深冬的四九城,北风凛冽,刮在脸上就像小刀子一样生疼。
此时,前门火车站的欧式钟楼在铅灰色的天空下肃穆矗立,巨大的指针刚刚不偏不倚地划过清晨六点钟。
“刺啦——”
一辆草绿色的苏制嘎斯69吉普车,带着一身寒气,在站前广场空阔的水泥地上稳稳停住。
车门推开,林京山裹着藏蓝色棉大衣,呵着白气率先从副驾驶座位跳了下来。
紧接着,后排车门打开,陆续钻出李建国、张为民以及两位身形精壮的保卫科战士。
这年头可没有什么超载一说,吉普车后排别说挤四个人,在运力紧张的时候塞上五六个也是常有的事,大家早就习以为常。
“都检查一下,带好自己的东西,特别是随身包裹,别落下了。”林京山紧了紧围巾,叮嘱道。
虽然此行最重要的技术资料由他亲自保管,但是大家的个人物品,特别是厂里开具的各种证明文件,也非常重要。

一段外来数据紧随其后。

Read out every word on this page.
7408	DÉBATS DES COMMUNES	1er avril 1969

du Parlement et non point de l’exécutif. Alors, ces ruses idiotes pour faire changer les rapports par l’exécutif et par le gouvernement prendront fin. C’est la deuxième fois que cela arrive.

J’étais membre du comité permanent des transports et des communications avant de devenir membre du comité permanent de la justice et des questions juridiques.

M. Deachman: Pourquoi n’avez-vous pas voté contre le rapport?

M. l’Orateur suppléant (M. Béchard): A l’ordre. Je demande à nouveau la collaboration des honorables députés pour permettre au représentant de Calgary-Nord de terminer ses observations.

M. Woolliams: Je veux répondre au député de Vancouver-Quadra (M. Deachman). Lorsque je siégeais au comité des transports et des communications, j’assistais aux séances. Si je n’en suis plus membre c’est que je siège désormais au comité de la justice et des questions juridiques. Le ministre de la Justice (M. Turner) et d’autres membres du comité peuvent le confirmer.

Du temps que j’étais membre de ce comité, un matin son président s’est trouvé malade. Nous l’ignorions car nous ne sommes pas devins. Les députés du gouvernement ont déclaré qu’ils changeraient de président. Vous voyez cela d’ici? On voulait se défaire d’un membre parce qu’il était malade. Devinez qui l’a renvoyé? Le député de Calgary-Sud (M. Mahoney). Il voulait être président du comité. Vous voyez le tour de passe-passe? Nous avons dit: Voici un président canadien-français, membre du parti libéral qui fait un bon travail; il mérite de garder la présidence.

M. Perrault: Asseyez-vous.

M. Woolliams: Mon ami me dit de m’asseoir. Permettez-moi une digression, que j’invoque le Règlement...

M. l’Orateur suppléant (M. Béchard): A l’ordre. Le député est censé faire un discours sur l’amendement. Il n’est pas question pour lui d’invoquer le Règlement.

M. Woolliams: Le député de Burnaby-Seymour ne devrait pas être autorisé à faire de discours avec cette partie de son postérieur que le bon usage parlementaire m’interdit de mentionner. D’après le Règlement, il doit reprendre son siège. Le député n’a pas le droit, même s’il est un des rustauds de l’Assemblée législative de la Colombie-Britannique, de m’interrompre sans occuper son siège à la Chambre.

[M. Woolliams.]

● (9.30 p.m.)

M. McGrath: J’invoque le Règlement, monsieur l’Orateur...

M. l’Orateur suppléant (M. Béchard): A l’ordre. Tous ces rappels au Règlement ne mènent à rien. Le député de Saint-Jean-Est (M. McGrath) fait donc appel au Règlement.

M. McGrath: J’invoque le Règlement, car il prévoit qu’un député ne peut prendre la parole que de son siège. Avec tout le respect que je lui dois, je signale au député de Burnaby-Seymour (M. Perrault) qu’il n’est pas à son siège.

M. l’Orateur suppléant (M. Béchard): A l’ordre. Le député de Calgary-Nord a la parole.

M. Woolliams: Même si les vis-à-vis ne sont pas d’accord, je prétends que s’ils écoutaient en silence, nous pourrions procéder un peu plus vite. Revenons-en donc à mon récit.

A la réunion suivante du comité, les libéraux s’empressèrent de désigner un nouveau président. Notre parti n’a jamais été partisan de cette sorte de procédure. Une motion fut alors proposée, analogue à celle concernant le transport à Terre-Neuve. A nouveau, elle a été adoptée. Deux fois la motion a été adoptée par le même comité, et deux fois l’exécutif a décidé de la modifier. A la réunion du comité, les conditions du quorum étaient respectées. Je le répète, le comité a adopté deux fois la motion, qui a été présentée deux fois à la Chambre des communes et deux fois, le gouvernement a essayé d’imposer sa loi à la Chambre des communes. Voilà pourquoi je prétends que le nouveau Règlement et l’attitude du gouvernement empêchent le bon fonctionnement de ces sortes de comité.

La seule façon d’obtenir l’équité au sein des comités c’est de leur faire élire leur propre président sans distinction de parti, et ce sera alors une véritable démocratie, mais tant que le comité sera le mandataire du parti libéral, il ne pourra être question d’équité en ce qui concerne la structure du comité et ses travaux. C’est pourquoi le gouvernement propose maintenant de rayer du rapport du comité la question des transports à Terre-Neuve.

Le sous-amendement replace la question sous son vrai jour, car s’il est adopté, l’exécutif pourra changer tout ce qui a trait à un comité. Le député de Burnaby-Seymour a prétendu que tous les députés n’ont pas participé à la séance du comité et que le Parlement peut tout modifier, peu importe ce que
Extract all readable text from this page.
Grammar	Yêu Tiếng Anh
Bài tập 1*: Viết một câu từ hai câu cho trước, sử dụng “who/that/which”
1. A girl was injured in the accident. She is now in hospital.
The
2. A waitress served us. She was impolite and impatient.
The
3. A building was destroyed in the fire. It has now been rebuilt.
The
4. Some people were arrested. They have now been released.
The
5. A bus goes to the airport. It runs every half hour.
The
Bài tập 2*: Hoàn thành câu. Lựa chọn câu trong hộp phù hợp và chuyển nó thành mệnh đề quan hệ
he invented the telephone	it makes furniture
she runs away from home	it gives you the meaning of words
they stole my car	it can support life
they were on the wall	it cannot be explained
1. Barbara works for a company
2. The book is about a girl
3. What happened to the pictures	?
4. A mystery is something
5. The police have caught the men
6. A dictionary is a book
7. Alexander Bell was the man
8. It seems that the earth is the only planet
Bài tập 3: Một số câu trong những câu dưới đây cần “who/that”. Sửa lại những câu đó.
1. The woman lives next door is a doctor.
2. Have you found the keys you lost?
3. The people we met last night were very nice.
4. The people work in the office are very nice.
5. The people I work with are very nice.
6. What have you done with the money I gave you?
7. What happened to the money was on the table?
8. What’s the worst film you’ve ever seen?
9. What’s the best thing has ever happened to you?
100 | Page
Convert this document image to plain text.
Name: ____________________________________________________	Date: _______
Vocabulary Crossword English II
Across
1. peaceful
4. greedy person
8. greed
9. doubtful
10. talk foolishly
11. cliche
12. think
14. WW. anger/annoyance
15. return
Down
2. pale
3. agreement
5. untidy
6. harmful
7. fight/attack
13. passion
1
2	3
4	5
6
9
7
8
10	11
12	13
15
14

如今可没有全国联网,这介绍信要是整丢了,可是一个非常大的麻烦。
“放心吧科长,都带着呢,落不下!”
李建国和张为民各自拍了拍自己鼓鼓囊囊的帆布旅行袋朗声保证。两位保卫科战士——小陈和小李,也沉稳地点了点头。
“好,进站。”
辞别了厂里送行的司机,林京山带着四人汇入了行色匆匆的人流,走向了火车站候车室。
候车室内,光线昏暗,人声略显嘈杂,混合着烟草和消毒水的气味。
放眼望去,大部分旅客都是穿着四个兜的中山装或列宁装,提着人造革公文包的公职人员,普通百姓打扮的旅客很少见。
这也难怪,首先这个时代出门远行本身就是一件大事,需要单位介绍信、工作证等一系列证明,手续繁琐。
其次,火车票价格不菲,对于靠工资生活的普通家庭来说是一笔不小的开销,若非探亲、奔丧等重大事宜,很少有人会轻易长途旅行。
因为距离列车发车时间不远,林京山带着几人在距离检票口不远的地方找了几个空位稍事休息。
然而,刚坐下没多久,悬挂在墙壁上的铁皮喇叭就传来了带着电流杂音的播报:
“各位旅客请注意,由燕京开往沈阳方向的12次列车,现在开始检票进站——”
“走了。”
林京山招呼一声,提起那个装着重要资料的公文包,当先走向检票口。李建国等人立刻紧随其后,五人很快汇入了涌向月台的人流。
月台上,空气中弥漫着浓重的煤烟味和水蒸气,那是蒸汽机车头的标志性气息。墨绿色的车厢一字排开,像一条安静的钢铁长龙。
其中一节车厢上挂着白色的方向牌,上面清晰地写着:“燕京—沈阳”。
保卫科的小陈经验丰富,率先一步踏上列车,在略显拥挤的过道里开路,确保后面的人能顺利通过。
为了确保承载着国家希望的重型机床技术资料的绝对安全,杨卫国厂长这次可是花了大力气,动用了不少关系,才为他们五人争取到了一节卧铺车厢。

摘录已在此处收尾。